Ms Duan’s anguish is understandable. Although she is a model, she did not model for Ms Low. Nor, was she paid by the artist as a model in abstentia. To see photos of her lopped-off face crowned by a head tie and positioned on the floor of Love, Bonito, also a community centre of sort, even under the guise of art, must have been too hard to stomach. It is not difficult to see why she was upset to be placed on that level. But, at Love, Bonito, it seemed to her that the artist was remunerated for the work that was used not only as art-prop, but also as visual for pendants and on tote bags. This could have been a revenue stream for her too, rather than just the artist’s. It isn’t known how much Love, Bonito paid Ms Low for the work (or Empigram Books, publisher of Ministry of Moral Panic), but it was reported that the artist, a Temasek Polytechnic School of Design graduate, made €1,875 (about S$3,000) from a sale of another art piece with Ms Duan’s likeness through an identified gallery. For one who professed that she has “a spending problem”, and “don’t have millions of dollars behind (her) name”, this lost income was, unsurprisingly, maddening. On IG Stories, she proclaimed “i’d be ok with this if it was done after i leave this existence but when i’m still alive and broke? no thank u”. In addition, she declared: “i have no money for a fucking lawyer”.

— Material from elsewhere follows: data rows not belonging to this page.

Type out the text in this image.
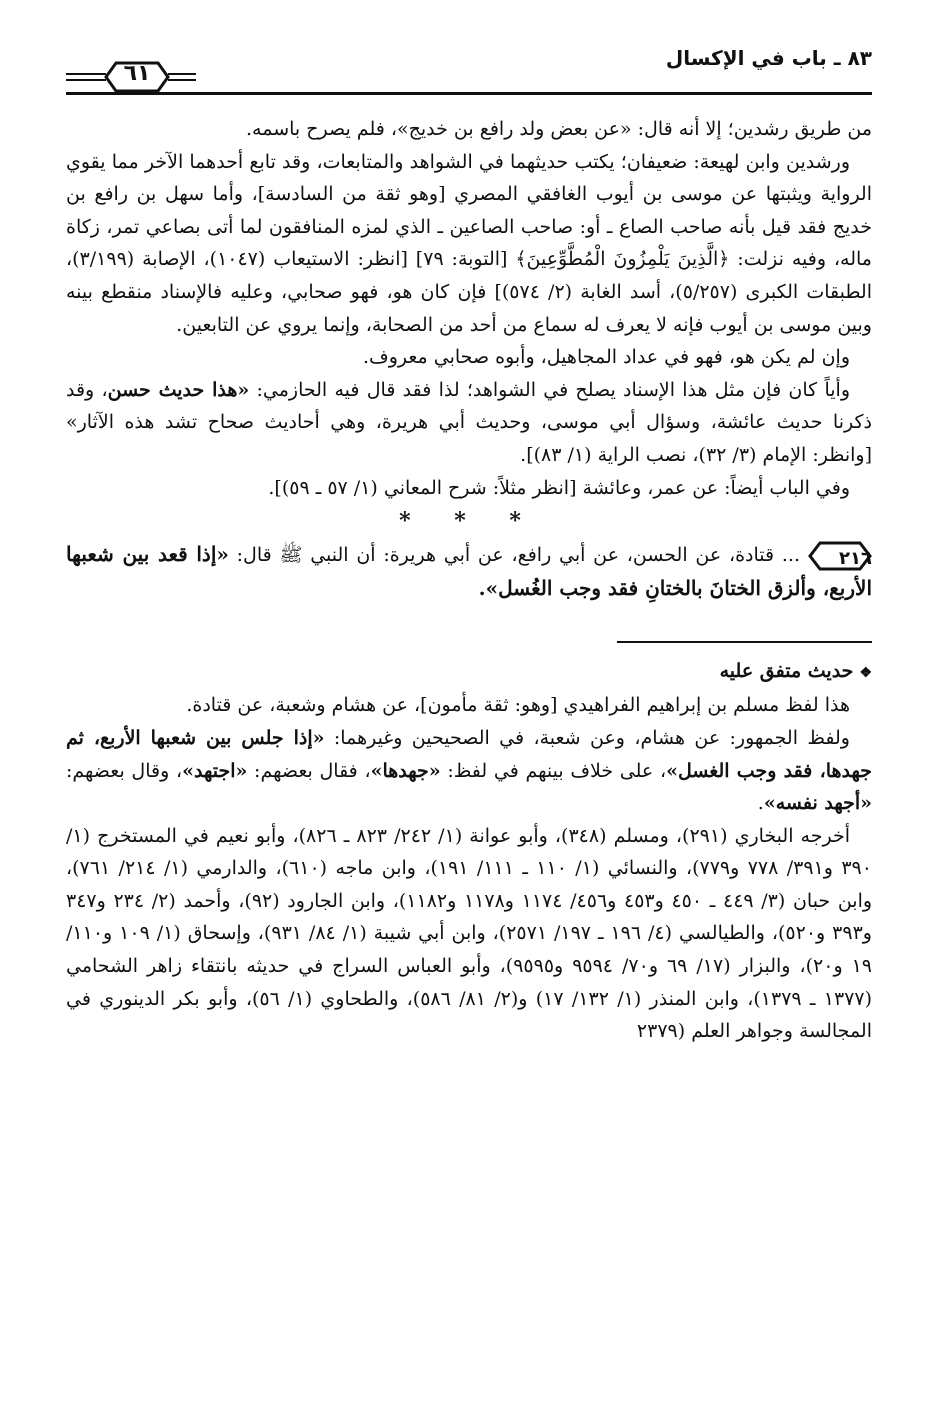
٨٣ ـ باب في الإكسال
٦١

من طريق رشدين؛ إلا أنه قال: «عن بعض ولد رافع بن خديج»، فلم يصرح باسمه.

ورشدين وابن لهيعة: ضعيفان؛ يكتب حديثهما في الشواهد والمتابعات، وقد تابع أحدهما الآخر مما يقوي الرواية ويثبتها عن موسى بن أيوب الغافقي المصري [وهو ثقة من السادسة]، وأما سهل بن رافع بن خديج فقد قيل بأنه صاحب الصاع ـ أو: صاحب الصاعين ـ الذي لمزه المنافقون لما أتى بصاعي تمر، زكاة ماله، وفيه نزلت: ﴿الَّذِينَ يَلْمِزُونَ الْمُطَّوِّعِينَ﴾ [التوبة: ٧٩] [انظر: الاستيعاب (١٠٤٧)، الإصابة (٣/١٩٩)، الطبقات الكبرى (٥/٢٥٧)، أسد الغابة (٢/ ٥٧٤)] فإن كان هو، فهو صحابي، وعليه فالإسناد منقطع بينه وبين موسى بن أيوب فإنه لا يعرف له سماع من أحد من الصحابة، وإنما يروي عن التابعين.

وإن لم يكن هو، فهو في عداد المجاهيل، وأبوه صحابي معروف.

وأياً كان فإن مثل هذا الإسناد يصلح في الشواهد؛ لذا فقد قال فيه الحازمي: «هذا حديث حسن، وقد ذكرنا حديث عائشة، وسؤال أبي موسى، وحديث أبي هريرة، وهي أحاديث صحاح تشد هذه الآثار» [وانظر: الإمام (٣/ ٣٢)، نصب الراية (١/ ٨٣)].

وفي الباب أيضاً: عن عمر، وعائشة [انظر مثلاً: شرح المعاني (١/ ٥٧ ـ ٥٩)].

* * *

٢١٦
... قتادة، عن الحسن، عن أبي رافع، عن أبي هريرة: أن النبي ﷺ قال: «إذا قعد بين شعبها الأربع، وألزق الختانَ بالختانِ فقد وجب الغُسل».

❖حديث متفق عليه

هذا لفظ مسلم بن إبراهيم الفراهيدي [وهو: ثقة مأمون]، عن هشام وشعبة، عن قتادة.

ولفظ الجمهور: عن هشام، وعن شعبة، في الصحيحين وغيرهما: «إذا جلس بين شعبها الأربع، ثم جهدها، فقد وجب الغسل»، على خلاف بينهم في لفظ: «جهدها»، فقال بعضهم: «اجتهد»، وقال بعضهم: «أجهد نفسه».

أخرجه البخاري (٢٩١)، ومسلم (٣٤٨)، وأبو عوانة (١/ ٢٤٢/ ٨٢٣ ـ ٨٢٦)، وأبو نعيم في المستخرج (١/ ٣٩٠ و٣٩١/ ٧٧٨ و٧٧٩)، والنسائي (١/ ١١٠ ـ ١١١/ ١٩١)، وابن ماجه (٦١٠)، والدارمي (١/ ٢١٤/ ٧٦١)، وابن حبان (٣/ ٤٤٩ ـ ٤٥٠ و٤٥٣ و٤٥٦/ ١١٧٤ و١١٧٨ و١١٨٢)، وابن الجارود (٩٢)، وأحمد (٢/ ٢٣٤ و٣٤٧ و٣٩٣ و٥٢٠)، والطيالسي (٤/ ١٩٦ ـ ١٩٧/ ٢٥٧١)، وابن أبي شيبة (١/ ٨٤/ ٩٣١)، وإسحاق (١/ ١٠٩ و١١٠/ ١٩ و٢٠)، والبزار (١٧/ ٦٩ و٧٠/ ٩٥٩٤ و٩٥٩٥)، وأبو العباس السراج في حديثه بانتقاء زاهر الشحامي (١٣٧٧ ـ ١٣٧٩)، وابن المنذر (١/ ١٣٢/ ١٧) و(٢/ ٨١/ ٥٨٦)، والطحاوي (١/ ٥٦)، وأبو بكر الدينوري في المجالسة وجواهر العلم (٢٣٧٩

Interestingly, Ms Duan, who deprecatingly calls herself “just an awkward noodle” and has no problem identifying as “this dumb hoe”, loves to draw, and had often posted her amusing output on social media (on IG alone, she has, to-date, 55.1k followers) when she was still doing her A levels and not modelling full-time yet. Most of them, similar to her likeness in question, were of faces. Whether they were a figment of her imagination or based on photographs, she did not say. But they were expressed, including the self-portraits, in a sometimes quirky manner, not unlike the Arien herself. She said on IG, “im really relatable and im very honest with my vulnerability n flaws”. It is the honesty, perhaps, that led her to confess in her earliest post, that she “fucking love cats”. Ms Duan has a weakness for the F-word: “best fucking strawberry marshmallows” or “dramafest and photography camp made me so fucking happy” (just two of the many examples), but unlike, say, influencer Wendy Cheng (aka Xia Xue), who uses the four letters as cuss word, Ms Duan tends to employ them as adverb and adjective, and possibly also as indicator that she has crossed into adulthood. One expresses irritation, the other, delight.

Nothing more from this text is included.